Film culte: Tops sérieux et tensions basses dans la magie de l'horreur ventriloque

la magie

C'est un fait incontestable que les mannequins ventro-parlants sont absolument épouvantables. Il y a quelque chose de profondément inconfortable dans ce sourire maniaque solide et ce vide, dans ces yeux de verre morts, ces joues en plastique rose et la ligne de menton détachable et destructrice qui fait de très mauvais rêves.

Leur mal inhérent – et soyons clairs, je parle de vieilles poupées de terreur de terreur pure, pas la variante la plus douce ici, même si Nookie The Bear est horrible à sa manière croisée – a vu sa grâce plus que sa juste part de films d'horreur au fil des ans.

Pour ceux qui recherchent des miracles en bois à part entière, il est recommandé de vérifier Hugo, une poupée meurtrière inquiétante qui manipule Michael Redgrave dans le segment le plus célèbre du célèbre classique de portemanteau d'Ealing Films Dead of Night (1945), mais ceux qui recherchent un peu de vent de face dans la vie ont besoin de magie.
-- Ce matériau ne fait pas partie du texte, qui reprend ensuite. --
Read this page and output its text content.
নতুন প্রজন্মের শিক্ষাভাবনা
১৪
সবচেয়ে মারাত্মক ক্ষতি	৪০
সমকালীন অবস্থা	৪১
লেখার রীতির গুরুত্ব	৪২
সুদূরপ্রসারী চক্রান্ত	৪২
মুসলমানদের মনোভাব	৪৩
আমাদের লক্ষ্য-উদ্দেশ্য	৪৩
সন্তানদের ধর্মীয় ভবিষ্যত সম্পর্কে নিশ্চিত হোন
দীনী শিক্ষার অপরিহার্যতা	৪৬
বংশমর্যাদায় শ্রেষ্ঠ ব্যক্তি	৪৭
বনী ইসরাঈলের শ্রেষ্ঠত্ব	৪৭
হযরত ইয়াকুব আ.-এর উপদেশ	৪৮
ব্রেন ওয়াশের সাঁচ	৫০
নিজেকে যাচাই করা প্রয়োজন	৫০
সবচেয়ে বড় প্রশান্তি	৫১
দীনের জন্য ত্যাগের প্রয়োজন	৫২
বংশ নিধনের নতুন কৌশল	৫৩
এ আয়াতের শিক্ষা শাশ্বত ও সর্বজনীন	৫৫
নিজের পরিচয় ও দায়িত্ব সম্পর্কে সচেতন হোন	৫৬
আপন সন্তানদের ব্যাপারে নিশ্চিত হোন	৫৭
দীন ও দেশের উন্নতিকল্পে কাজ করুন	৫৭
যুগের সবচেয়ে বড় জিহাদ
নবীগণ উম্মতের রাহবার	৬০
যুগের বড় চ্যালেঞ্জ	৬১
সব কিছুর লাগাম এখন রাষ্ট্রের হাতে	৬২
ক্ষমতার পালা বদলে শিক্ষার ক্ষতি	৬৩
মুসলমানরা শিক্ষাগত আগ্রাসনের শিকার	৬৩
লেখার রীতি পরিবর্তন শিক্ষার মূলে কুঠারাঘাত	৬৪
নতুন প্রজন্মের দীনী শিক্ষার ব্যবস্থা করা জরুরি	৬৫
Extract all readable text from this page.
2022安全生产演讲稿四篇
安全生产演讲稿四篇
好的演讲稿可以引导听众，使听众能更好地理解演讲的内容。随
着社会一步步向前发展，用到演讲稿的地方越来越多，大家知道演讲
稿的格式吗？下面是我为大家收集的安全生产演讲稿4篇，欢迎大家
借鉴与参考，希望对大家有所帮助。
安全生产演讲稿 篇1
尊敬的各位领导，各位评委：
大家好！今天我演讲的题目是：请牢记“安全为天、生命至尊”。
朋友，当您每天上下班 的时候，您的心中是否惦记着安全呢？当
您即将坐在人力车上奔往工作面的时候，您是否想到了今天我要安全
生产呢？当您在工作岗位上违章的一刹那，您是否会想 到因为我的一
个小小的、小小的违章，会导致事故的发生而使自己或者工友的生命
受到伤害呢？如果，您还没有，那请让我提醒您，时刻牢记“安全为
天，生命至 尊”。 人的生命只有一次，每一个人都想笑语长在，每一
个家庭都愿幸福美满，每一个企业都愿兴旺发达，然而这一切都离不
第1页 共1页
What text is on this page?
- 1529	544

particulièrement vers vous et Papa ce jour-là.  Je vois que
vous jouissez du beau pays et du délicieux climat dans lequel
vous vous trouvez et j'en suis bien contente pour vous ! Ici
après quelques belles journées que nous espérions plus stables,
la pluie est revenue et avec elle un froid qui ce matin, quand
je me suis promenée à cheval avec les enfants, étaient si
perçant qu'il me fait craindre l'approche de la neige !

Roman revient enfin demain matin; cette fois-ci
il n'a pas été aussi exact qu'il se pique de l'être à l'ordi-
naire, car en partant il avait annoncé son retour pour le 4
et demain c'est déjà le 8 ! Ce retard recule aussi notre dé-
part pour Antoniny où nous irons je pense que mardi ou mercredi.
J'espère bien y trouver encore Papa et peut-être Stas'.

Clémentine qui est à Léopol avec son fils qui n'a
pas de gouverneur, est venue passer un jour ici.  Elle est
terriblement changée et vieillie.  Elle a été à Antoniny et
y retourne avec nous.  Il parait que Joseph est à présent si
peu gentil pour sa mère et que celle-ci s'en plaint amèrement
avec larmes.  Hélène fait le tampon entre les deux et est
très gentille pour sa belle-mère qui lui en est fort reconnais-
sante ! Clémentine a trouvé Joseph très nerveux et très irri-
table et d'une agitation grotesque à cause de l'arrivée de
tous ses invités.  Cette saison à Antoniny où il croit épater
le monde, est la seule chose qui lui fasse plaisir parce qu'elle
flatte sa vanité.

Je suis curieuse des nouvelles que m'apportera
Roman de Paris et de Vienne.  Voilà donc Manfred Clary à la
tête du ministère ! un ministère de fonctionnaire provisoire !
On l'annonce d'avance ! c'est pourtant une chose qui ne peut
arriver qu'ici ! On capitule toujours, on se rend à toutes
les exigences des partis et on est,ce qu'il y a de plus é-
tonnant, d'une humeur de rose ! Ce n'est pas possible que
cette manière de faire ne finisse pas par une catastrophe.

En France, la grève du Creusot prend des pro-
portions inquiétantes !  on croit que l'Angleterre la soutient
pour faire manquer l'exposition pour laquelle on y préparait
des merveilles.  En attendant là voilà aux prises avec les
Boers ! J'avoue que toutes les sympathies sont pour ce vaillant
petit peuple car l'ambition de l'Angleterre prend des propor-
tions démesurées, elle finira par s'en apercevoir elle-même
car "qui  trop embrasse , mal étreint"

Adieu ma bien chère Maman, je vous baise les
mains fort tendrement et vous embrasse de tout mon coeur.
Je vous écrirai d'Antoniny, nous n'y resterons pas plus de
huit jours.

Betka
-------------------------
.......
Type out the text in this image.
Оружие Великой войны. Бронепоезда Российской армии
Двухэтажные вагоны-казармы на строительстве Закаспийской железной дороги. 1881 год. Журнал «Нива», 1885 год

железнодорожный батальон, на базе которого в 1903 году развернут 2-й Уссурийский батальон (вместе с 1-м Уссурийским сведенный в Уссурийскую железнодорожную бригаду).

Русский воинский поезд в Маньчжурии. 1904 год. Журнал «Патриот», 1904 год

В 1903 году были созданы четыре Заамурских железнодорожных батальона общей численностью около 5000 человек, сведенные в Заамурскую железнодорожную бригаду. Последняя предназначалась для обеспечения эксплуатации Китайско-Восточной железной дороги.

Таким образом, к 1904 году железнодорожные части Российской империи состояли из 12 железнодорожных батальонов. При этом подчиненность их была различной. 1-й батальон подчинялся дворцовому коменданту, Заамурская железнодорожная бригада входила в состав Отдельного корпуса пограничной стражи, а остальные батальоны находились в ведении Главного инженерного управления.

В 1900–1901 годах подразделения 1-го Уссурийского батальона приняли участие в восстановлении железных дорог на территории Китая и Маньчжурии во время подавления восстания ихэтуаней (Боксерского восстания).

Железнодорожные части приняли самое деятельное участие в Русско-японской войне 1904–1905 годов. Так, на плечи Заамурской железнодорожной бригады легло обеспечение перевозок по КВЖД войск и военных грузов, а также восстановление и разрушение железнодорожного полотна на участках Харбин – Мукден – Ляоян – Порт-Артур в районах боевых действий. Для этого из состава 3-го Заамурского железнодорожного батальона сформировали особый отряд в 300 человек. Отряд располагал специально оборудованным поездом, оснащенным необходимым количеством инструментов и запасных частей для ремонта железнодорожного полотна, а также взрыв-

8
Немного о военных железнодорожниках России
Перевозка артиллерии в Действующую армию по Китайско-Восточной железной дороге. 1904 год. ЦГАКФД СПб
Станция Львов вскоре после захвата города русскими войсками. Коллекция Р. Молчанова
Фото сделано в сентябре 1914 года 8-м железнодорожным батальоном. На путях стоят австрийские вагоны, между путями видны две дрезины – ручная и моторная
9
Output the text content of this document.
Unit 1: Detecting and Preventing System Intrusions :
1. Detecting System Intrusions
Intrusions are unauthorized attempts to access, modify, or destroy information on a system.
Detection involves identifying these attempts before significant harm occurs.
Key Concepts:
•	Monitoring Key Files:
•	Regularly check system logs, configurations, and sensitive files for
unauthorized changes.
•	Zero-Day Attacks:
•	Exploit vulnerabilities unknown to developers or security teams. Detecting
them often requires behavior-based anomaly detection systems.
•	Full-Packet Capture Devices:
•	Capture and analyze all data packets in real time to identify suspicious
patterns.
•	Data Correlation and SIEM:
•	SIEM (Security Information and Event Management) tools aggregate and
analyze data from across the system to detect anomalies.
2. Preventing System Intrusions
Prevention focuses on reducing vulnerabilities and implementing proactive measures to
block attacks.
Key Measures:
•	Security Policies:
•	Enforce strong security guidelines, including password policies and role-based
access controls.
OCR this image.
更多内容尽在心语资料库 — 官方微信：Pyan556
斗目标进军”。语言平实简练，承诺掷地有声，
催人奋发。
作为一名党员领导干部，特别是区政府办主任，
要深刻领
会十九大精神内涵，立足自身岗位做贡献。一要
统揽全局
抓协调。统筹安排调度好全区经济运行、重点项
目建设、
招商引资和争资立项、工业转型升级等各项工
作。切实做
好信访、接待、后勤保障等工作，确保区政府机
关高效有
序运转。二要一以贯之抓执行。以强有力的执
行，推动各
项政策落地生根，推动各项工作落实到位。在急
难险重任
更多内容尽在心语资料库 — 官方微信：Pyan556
La magie a frappé le public du film en 1978 et, comme le confirme la toute nouvelle sortie Blu-ray de Second Sight Video, elle a perdu un peu de son pouvoir de se détendre malgré les décennies qui se sont écoulées.

Il a également un poids important, même derrière la tension de location relativement faible. Il a été réalisé par Richard Attenborough et écrit à partir de son propre roman par le très acclamé William Goldman. Dans son cœur effrayant, Anthony Hopkins joue avec un ventroquiste agité nommé Cortrill, qui laisse son petit copain de bois commencer à jouer le Shot of the Rings avec des résultats dévastateurs.

Comme toutes les horreurs de Ventro, il s'agit de savoir qui parle à qui et à quel point un homme en colère utilise un homme miniature sur ses genoux, mais il y a beaucoup de plaisir désagréable dans cette programmation prévisible.

Hopkins donne une traduction accrocheuse impressionnante à une Corky endommagée qui s'enfuit au sol pour être ma petite amie d'enfance (Ann-Margret) tout comme se voir offrir un gros contrat de télévision qui est destiné à changer sa vie. Là, les vieilles graisses commencent à jouer et l'incident sanglant suit l'événement sanglant avant que le miracle en bois ne soit prêt à retourner dans sa boîte.

En plus de Hopkins et de sa touche aux yeux sauvages, il y a beaucoup à recommander sur cette horrible petite horreur des années 70. Il y a l'ancien diplômé de Batman, Burgess Meredith, qui la mène à un leader du showbiz qui parle bien et qui fait face à une fin accrocheuse. Il y a un grand point de Jerry Goldsmith qui vous fait peur quand les petites graisses ne peuvent pas le contrôler. Le réalisateur Attenborough a une grande vision cinématographique impressionnante. avoir.

Tout fonctionne mieux dans les premiers épisodes, lorsque la nouveauté de l'idée est encore fraîche et avant que l'acte final ne se chevauche pour évacuer les choses avec une note déprimante, mais il y a encore suffisamment de magie à l'écran pour que cela mérite d'être répété.

Les extras incluent les bandes-annonces habituelles, des interviews d'archives avec Goldman et Hopkin, et un documentaire révélateur sur l'histoire du ventroquisme qui vous rappelle l'art et l'artisanat derrière des visuels brillants. Et pourtant, cela ne rend pas les méchants petits monstres aussi effrayants si vous me le demandez.